Grafana Loki is configured in a YAML file which contains information on the Loki server and its individual components.
Some of these need to be tweaked for network observability according to your cluster size, number of flows and sampling.
Use the following commands to update your loki config in an easy way.
Update zero-click-loki/2-loki.yaml or Update zero-click-loki/2-loki-tls.yamlwith your custom configuration.
Then replace the related config using:
oc replace --force -f config.yaml
The pod will restart automatically.
Update loki-microservices/1-prerequisites/config.yaml with your custom configuration.
Then replace the config using:
oc replace --force -f config.yaml
Restart all pods of loki
instance:
oc delete pods --selector app.kubernetes.io/instance=loki -n netobserv
LokiStack needs to be configured as Unmanaged
management state first to allow configmap updates.
Run the following command to get the lokistack-config
configmap in netobserv
namespace:
oc get configmap lokistack-config -n netobserv -o yaml | yq '.binaryData | map_values(. | @base64d)' > binaryData.txt
Update the binaryData.txt file accordingly.
Then run the following command to update lokistack-config
configmap in netobserv
namespace using the updated file:
BINARY_CONFIG=$(yq -o=json -I=0 'map_values(. | @base64)' binaryData.txt) && echo $BINARY_CONFIG
oc patch configmap lokistack-config -n netobserv -p '{"binaryData":'$BINARY_CONFIG'}'
Restart all pods of lokistack
instance:
oc delete pods --selector app.kubernetes.io/name=lokistack -n netobserv
The query frontend splits larger queries into multiple smaller queries, executing these queries in parallel on downstream queriers and stitching the results back together again. This prevents large (multi-day, etc) queries from causing out of memory issues in a single querier and helps to execute them faster.
Check Grafana official documentation
Some queries may be limited by the query scheduler. You will need to update the following configuration:
query_range:
parallelise_shardable_queries: true
query_scheduler:
max_outstanding_requests_per_tenant: 100
Ensure parallelise_shardable_queries
is set to true
and increase max_outstanding_requests_per_tenant
following your needs (default = 100). It’s reasonable to put a high value here as 2048
for example, however it will decrease multi-users queries performance.
Check query_scheduler configuration for more details.
The messages containing bulks of records received by Loki distributor and exchanged between components have a maximum size in bytes set by the following parameters:
server:
grpc_server_max_recv_msg_size: 4194304
grpc_server_max_send_msg_size: 4194304
By default the size is 4194304
= 4Mb
. It’s reasonable to increase it to 8388608
= 8Mb
.
While collecting flows and enriching them, a latency appears between the current time and records. This particularly applies when using Kafka on large clusters.
Loki can be configured to reject old samples using the following configuration:
limits_config:
reject_old_samples_max_age: 168h
On top of that, Loki logs are written in chunks in order by time. If a message received is too old than the most recent one, it will be out-of-order
.
To accept messages within a specific time range, use the following configuration:
ingester:
max_chunk_age: 2h
Be careful, Loki calculates the earliest time that out-of-order entries may have and be accepted with:
time_of_most_recent_line - (max_chunk_age / 2)
Check accept out-of-order writes documentation for more info.
The number of active streams can be limited per user per ingester (unlimited by default) or per user across the cluster (default = 5000).
To update these limits, you can tweak the following values:
limits_config:
max_streams_per_user: 0
max_global_streams_per_user: 5000
It’s not recommended to disable both using 0
. You may set max_streams_per_user
to 5000
using multiple ingesters and disable max_global_streams_per_user
or increase max_global_streams_per_user
value instead.
Check limits_config for more details.
Ingestion is limited in terms of sample size per second as ingestion_rate_mb
and per distributor local rate as ingestion_burst_size_mb
:
limits_config:
ingestion_rate_mb: 4
ingestion_burst_size_mb: 6
It’s common to put more than 10Mb
on each.

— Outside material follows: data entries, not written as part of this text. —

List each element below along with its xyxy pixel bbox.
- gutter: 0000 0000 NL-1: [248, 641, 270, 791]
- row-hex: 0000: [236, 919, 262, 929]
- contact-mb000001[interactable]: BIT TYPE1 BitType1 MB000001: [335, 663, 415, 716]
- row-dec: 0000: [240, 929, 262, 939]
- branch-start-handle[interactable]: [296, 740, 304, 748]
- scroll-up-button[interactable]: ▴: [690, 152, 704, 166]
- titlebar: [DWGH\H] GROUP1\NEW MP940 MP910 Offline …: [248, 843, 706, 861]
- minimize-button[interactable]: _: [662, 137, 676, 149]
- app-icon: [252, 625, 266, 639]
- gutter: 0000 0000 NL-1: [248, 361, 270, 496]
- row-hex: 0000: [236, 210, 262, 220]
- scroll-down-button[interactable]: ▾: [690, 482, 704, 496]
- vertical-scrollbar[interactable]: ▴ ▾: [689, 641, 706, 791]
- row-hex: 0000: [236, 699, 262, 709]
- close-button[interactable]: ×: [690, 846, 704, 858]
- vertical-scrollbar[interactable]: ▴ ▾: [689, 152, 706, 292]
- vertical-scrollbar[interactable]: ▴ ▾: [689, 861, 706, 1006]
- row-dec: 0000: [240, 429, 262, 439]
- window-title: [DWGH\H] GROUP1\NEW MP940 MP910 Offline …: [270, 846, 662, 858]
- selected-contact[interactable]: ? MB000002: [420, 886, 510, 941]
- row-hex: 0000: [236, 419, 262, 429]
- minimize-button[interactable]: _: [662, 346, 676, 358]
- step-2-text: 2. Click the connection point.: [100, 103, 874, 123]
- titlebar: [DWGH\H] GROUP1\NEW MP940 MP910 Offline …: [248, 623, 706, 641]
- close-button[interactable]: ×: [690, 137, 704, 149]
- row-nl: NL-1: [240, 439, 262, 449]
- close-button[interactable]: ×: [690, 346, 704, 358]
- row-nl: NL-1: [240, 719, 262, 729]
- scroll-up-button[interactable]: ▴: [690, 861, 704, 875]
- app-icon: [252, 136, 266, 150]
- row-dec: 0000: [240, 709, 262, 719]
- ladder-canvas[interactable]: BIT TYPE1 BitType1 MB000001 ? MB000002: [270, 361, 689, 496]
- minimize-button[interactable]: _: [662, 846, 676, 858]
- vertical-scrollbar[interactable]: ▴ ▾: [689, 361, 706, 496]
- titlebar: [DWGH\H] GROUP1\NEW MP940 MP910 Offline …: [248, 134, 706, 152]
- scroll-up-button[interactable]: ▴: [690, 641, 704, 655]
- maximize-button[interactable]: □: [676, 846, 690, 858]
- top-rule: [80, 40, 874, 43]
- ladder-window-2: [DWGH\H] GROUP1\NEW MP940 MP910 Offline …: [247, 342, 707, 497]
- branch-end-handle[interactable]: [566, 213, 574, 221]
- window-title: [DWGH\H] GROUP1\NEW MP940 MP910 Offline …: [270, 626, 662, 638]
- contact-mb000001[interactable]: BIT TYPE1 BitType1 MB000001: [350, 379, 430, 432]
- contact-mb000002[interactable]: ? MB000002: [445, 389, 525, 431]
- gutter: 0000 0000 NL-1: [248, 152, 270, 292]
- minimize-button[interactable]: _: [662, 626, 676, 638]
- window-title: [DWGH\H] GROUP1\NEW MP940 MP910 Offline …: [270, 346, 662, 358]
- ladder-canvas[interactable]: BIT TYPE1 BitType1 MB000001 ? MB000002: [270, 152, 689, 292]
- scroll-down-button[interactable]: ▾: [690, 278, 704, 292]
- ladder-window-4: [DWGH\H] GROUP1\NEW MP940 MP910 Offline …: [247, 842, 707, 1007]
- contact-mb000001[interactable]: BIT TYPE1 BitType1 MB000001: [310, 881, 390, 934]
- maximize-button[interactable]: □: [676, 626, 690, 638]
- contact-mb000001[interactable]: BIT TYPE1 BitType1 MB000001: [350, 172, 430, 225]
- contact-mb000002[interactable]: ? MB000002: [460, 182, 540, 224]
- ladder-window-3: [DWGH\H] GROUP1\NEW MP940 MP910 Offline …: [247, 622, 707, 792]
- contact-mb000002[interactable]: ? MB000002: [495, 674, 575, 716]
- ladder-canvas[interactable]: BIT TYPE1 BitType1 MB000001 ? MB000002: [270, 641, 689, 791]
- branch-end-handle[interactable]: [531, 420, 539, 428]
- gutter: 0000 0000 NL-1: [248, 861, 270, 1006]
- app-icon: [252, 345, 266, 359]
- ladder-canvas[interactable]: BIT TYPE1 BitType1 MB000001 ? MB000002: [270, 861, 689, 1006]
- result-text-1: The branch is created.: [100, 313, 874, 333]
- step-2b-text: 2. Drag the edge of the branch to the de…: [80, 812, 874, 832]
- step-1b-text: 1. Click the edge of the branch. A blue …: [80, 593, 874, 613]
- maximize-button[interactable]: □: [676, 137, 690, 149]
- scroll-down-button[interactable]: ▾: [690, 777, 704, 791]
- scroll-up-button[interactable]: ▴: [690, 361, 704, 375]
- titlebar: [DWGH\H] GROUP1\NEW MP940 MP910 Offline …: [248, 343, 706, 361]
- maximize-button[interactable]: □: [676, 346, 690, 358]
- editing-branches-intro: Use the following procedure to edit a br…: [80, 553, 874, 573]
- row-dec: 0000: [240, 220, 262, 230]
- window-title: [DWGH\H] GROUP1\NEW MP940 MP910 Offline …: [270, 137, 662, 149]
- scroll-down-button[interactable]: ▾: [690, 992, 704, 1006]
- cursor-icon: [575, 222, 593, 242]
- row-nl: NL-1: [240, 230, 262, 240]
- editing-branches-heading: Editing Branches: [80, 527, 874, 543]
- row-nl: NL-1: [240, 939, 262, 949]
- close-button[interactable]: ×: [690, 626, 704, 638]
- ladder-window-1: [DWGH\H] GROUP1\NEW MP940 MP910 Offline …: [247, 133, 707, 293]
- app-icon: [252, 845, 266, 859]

You can safely increase these two values but keep an eye on your ingester performances and on your storage size.
Check limits_config for more details.
Metric queries are limited in terms of unique series count. You can increase max_query_series
up to 10000
if you get maximum of series reached for a single query
error in the console plugin.
We don’t recommend to go above 10000
since it affects both query frontend stability and browser rendering performance.
Check limits_config for more details.